The Women's Philanthropy Institute’s mission is to help women gain confidence as donors. They provide statistics and trends on women and philanthropy, as well as motivate women to become leaders and philanthropists. The institute also works to educate and bring awareness to women’s involvement within the field of philanthropy. (https://philanthropy.iupui.edu/institutes/womens-philanthropy-institute/index.html)

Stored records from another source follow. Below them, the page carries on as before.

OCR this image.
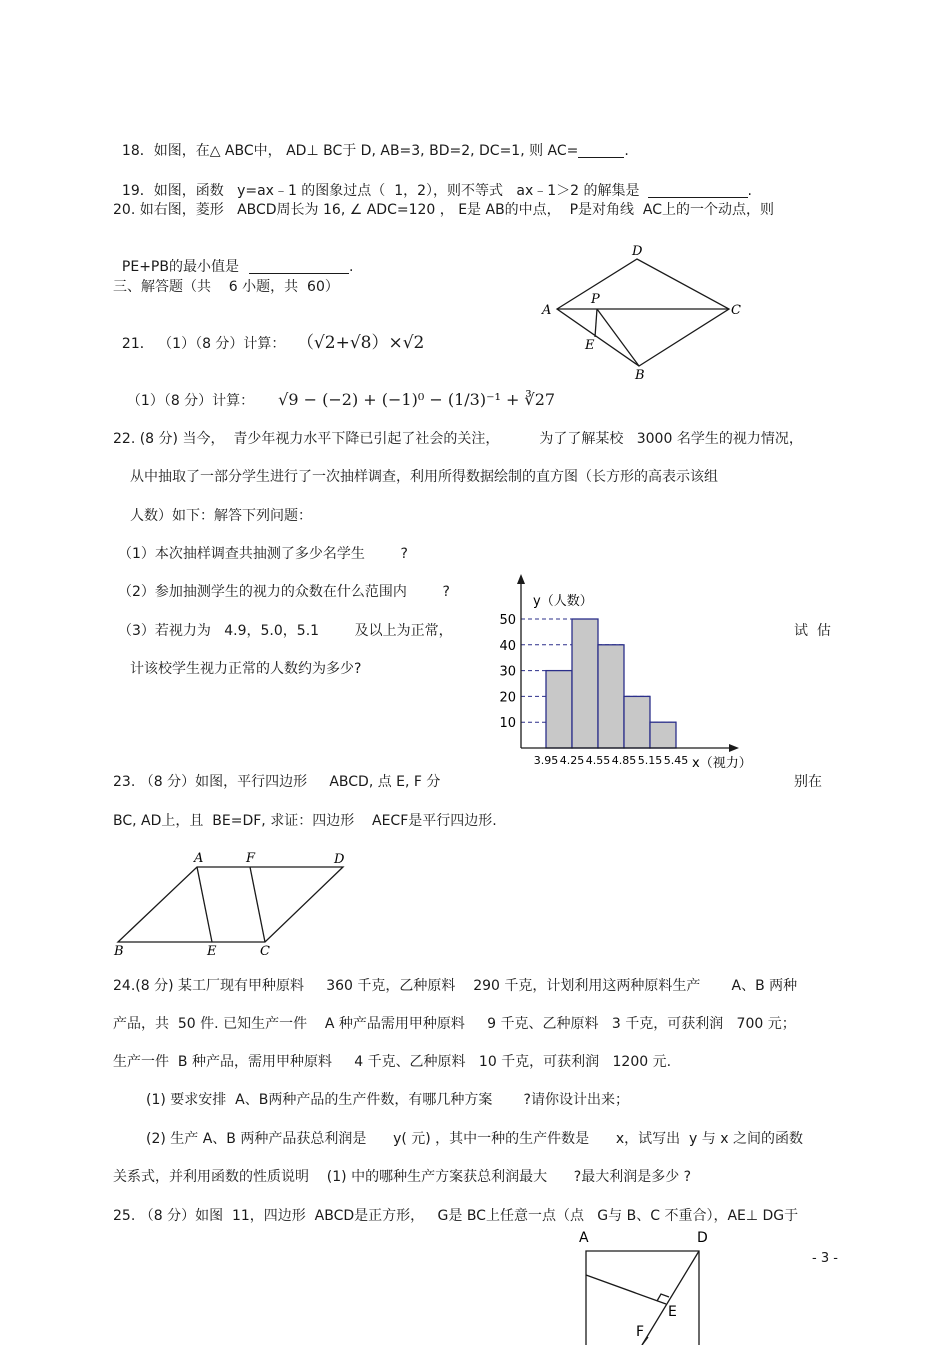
18．如图，在△ ABC中， AD⊥ BC于 D, AB=3, BD=2, DC=1, 则 AC=	.

19．如图，函数   y=ax﹣1 的图象过点（  1，2），则不等式   ax﹣1＞2 的解集是	.

20. 如右图，菱形   ABCD周长为 16, ∠ ADC=120 ， E是 AB的中点，  P是对角线  AC上的一个动点，则

PE+PB的最小值是	.

三、解答题（共    6 小题，共  60）
A
D
C
B
P
E

21． （1）（8 分）计算： （√2+√8）×√2

（1）（8 分）计算： √9 − (−2) + (−1)⁰ − (1/3)⁻¹ + ∛27

22. (8 分) 当今，  青少年视力水平下降已引起了社会的关注，         为了了解某校   3000 名学生的视力情况，
从中抽取了一部分学生进行了一次抽样调查，利用所得数据绘制的直方图（长方形的高表示该组
人数）如下：解答下列问题：
（1）本次抽样调查共抽测了多少名学生        ?
（2）参加抽测学生的视力的众数在什么范围内        ?
（3）若视力为   4.9，5.0，5.1        及以上为正常，	试  估
计该校学生视力正常的人数约为多少?
10
20
30
40
50
3.95 4.25 4.55 4.85 5.15 5.45
y（人数）
x（视力）
23. （8 分）如图，平行四边形     ABCD, 点 E, F 分	别在
BC, AD上，且  BE=DF, 求证：四边形    AECF是平行四边形.
A	F	D
B	E	C
24.(8 分) 某工厂现有甲种原料     360 千克，乙种原料    290 千克，计划利用这两种原料生产       A、B 两种
产品，共  50 件. 已知生产一件    A 种产品需用甲种原料     9 千克、乙种原料   3 千克，可获利润   700 元；
生产一件  B 种产品，需用甲种原料     4 千克、乙种原料   10 千克，可获利润   1200 元.
(1) 要求安排  A、B两种产品的生产件数，有哪几种方案       ?请你设计出来；
(2) 生产 A、B 两种产品获总利润是      y( 元) ，其中一种的生产件数是      x，试写出  y 与 x 之间的函数
关系式，并利用函数的性质说明    (1) 中的哪种生产方案获总利润最大      ?最大利润是多少 ?
25. （8 分）如图  11，四边形  ABCD是正方形，   G是 BC上任意一点（点   G与 B、C 不重合），AE⊥ DG于
- 3 -
A	D
E
F
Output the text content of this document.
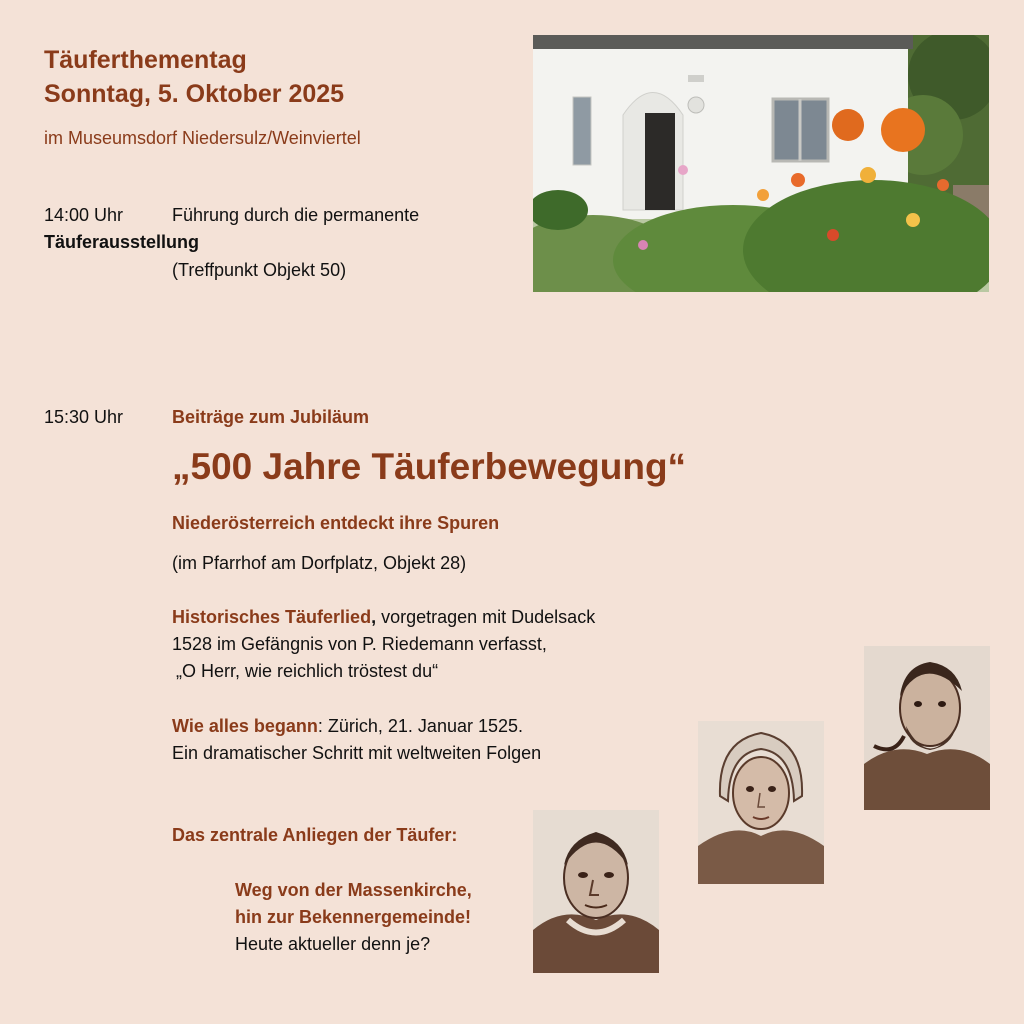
Täuferthementag
Sonntag, 5. Oktober 2025
im Museumsdorf Niedersulz/Weinviertel
14:00 Uhr	Führung durch die permanente
Täuferausstellung
(Treffpunkt Objekt 50)
15:30 Uhr	Beiträge zum Jubiläum
„500 Jahre Täuferbewegung“
Niederösterreich entdeckt ihre Spuren
(im Pfarrhof am Dorfplatz, Objekt 28)
Historisches Täuferlied, vorgetragen mit Dudelsack
1528 im Gefängnis von P. Riedemann verfasst,
„O Herr, wie reichlich tröstest du“
Wie alles begann: Zürich, 21. Januar 1525.
Ein dramatischer Schritt mit weltweiten Folgen
Das zentrale Anliegen der Täufer:
Weg von der Massenkirche,
hin zur Bekennergemeinde!
Heute aktueller denn je?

The W.K. Kellogg Foundation promotes philanthropy by implementing strategies to link the pursuits and issues of women's funds with mainstream philanthropic activities. The Foundation also ensures the field supports an even more vital group of women's funds (Richardson, 11). (https://www.wkkf.org/)

 

 

Reflection Question

Think of philanthropy organizations you know about or have been involved in. What was the engagement and role of women in comparison to men? Was there a noticeable difference when thinking about gender? If so, why do you think that is?

 

References

  • Capek, Mary Ellen. “Women and Philanthropy: Old Stereotypes, New Challenges.” Vol. 1. San Francisco: Women’s Funding Network, 2001.
  • Carson, Emmett. "The American Assembly." In Philanthropy and the Nonprofit Sector in a Changing America, edited by Charles T. Clotfelter and Thomas Ehrlich, 265-269. Bloomington, Indiana: IU Press, 1999
  • Grace, Kay Sprinkel. "The Impact of Women on Philanthropy, 10 Things You Should Know." Contributions Magazine, November/December 2000. http://www.contributionsmagazine.com/novdec00.html 
  • IUPUI Women’s Philanthropy Institute. Lilly Family School of Philanthropy. https://philanthropy.iupui.edu/institutes/womens-philanthropy-institute/index.html
  • Mesch Debra. “Women and Philanthropy: A Literature Review.” The Center on Philanthropy, IUPUI, Indianapolis, IN, 2009.
  • Richardson, William C. Women's Philanthropy. Battle Creek, Michigan: W.K. Kellogg Foundation, 2000.
  • Shaw, Sondra C and Martha A. Taylor. Reinventing Fundraising: Realizing the Potential of Women's Philanthropy. Jossey-Bass, 1995.
  • Taylor, Martha and Sondra Shaw. Reinventing Fundraising [online]. Available: http://charityvillage.com. (1 April 2001).
  • Von Schlegell, Abbie J. and Joan M. Fisher (eds.). Women as Donors, Women as Philanthropists. New Directions for Philanthropy Fund Raising 2. San Francisco: Jossey-Bass, 1993.